Faculty Associate Dean Yung-Yi Diana Pan
Yung-Yi Diana Pan is foremost a teacher and mentor. As a 1.5-generation immigrant and first-generation college student, she was inspired by her own educator role models to pursue higher education. She challenges her students to underscore their own positionality and experiences in their own education journey.
Inspired by her childhood growing up in the Pacific Northwest, Pan’s research broadly examines the experiences of nonwhite individuals in predominantly white spaces. Her primary spaces of inquiry are elite professions. Pan’s previous work focused on processes of racialization in law school; she is the author of Incidental Racialization: Performative Assimilation in Law School (Temple Univ. Press, 2017). Building on that project, Diana’s current work interrogates the role(s) and significance of diversity, writ large, in three elite professions: law, medicine, and higher education. Her work has appeared in sociology and interdisciplinary journals.

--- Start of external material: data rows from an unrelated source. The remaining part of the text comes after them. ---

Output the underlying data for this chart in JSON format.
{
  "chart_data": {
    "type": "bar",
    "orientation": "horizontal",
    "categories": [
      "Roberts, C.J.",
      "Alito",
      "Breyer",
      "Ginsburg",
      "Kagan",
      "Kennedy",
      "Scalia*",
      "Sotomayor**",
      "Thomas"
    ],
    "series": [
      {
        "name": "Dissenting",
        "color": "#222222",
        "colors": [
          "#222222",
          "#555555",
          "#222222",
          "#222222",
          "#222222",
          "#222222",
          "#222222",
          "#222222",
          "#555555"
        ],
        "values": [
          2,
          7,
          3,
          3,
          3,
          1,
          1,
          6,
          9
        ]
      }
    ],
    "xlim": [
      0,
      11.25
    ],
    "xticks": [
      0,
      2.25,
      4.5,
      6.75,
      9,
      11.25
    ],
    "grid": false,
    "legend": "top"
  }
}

Pan extends her interdisciplinary lens and sociological imagination beyond Brooklyn College by serving in leadership roles of professional organizations, and by being a part of community social and racial justice efforts. A proud product of public schools, Diana earned a Ph.D. in Sociology from University of California, Irvine, M.A. in Ethnic Studies from San Francisco State University, and B.A.s in Political Science and Ethnic Studies from Oregon State University.